A departmental audit conducted last year found that only about half of the eligible material was likely to be returned to the United States, the report says. The audit also found that the Energy Department lacked a program to recover the remaining 12,300 kilograms, it says.

“If the department is unable to recover a more significant percentage of HEU produced in the U.S. and dispersed to other countries, there may be a greater risk that some of the materials will be diverted by groups or governments hostile to the U.S. — for use in nuclear weapons,” the report says.

The Energy Department is only likely to recover about half of the 5,200 kilograms of material covered by the takeback policy, in large part, because participation in the program is voluntary and many countries have chosen not to take part, the report says. Out of 33 countries with U.S.-supplied material, 12 have chosen not participate in the takeback policy, including countries of proliferation concern to the United States, such as Iran and Pakistan, the report says.

The report also criticizes the Energy Department for failing to have a program in place to recover the remaining 12,300 kilograms of U.S.-origin HEU not covered by the takeback policy. It notes that the department, in a program administered by the National Nuclear Security Administration, is funding efforts to help Russia recover HEU it supplied to other countries.

“In fact, in one country, the department is paying to recover Russian-produced, but not U.S.-produced, HEU,” the report says.

According to the report, the Energy Department has formed a working group to assess the takeback policy, with a priority to be placed on accepting eligible material from reactors and countries that may pose increased proliferation risks. In addition, Energy Department staff have been directed to identify ways to accelerate the return of U.S.-origin spent fuel and to accept additional materials under the takeback policy or another program, the report says, adding that NNSA officials agreed the takeback policy would be more effective if it were expanded.

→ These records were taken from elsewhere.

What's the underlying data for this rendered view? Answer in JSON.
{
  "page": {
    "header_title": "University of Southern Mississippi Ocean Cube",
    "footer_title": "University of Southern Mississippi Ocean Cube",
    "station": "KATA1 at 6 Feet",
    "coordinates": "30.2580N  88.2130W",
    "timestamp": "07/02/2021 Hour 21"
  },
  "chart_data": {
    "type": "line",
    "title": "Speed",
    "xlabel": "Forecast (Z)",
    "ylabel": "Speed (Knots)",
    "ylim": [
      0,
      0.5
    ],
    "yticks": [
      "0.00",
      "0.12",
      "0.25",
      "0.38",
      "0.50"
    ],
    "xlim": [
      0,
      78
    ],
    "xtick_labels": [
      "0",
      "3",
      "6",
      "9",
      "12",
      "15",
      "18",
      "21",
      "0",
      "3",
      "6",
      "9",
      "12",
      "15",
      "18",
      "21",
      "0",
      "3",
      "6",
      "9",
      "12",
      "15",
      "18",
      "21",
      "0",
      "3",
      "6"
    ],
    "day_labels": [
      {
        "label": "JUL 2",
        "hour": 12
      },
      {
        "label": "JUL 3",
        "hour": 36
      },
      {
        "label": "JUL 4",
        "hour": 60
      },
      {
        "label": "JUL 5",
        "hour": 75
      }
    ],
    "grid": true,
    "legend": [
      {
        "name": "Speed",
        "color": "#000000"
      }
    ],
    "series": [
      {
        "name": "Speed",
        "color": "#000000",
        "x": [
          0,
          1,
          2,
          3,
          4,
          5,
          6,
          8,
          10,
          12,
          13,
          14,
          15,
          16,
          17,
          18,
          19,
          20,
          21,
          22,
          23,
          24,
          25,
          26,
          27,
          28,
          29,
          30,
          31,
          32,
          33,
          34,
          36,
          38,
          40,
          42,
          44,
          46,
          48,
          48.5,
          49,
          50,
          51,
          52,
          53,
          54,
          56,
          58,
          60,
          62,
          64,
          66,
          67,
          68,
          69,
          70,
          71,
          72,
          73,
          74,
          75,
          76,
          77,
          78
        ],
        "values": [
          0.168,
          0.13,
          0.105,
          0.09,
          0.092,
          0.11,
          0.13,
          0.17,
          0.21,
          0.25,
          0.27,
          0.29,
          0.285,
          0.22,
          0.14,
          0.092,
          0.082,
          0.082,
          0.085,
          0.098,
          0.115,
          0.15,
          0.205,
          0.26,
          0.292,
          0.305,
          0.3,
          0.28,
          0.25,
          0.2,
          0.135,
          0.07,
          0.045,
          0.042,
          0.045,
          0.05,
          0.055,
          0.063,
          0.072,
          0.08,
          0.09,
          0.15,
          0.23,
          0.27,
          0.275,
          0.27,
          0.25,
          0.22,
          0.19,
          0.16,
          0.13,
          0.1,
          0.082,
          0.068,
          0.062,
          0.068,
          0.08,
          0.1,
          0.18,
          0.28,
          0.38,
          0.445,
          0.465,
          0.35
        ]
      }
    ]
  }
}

The report also noted management concerns of the takeback policy, as well as Energy Department efforts to alleviate those concerns. Currently, the policy is managed by the department’s Office of Environmental Management, which has previously questioned overseeing programs that do not directly relate to its core functions of site cleanup and closure, the report says. It adds, though, that the Energy Department has agreed the takeback policy “may be a better fit” within another departmental office, and appropriations have been made to transfer the policy to the Office of Civilian Waste Management.

Jon Wolfsthal of the Carnegie Endowment for International Peace’s Nonproliferation Project said today, though, that responsibility for the takeback policy should be given fully to the NNSA because of the policy’s nonproliferation aspect.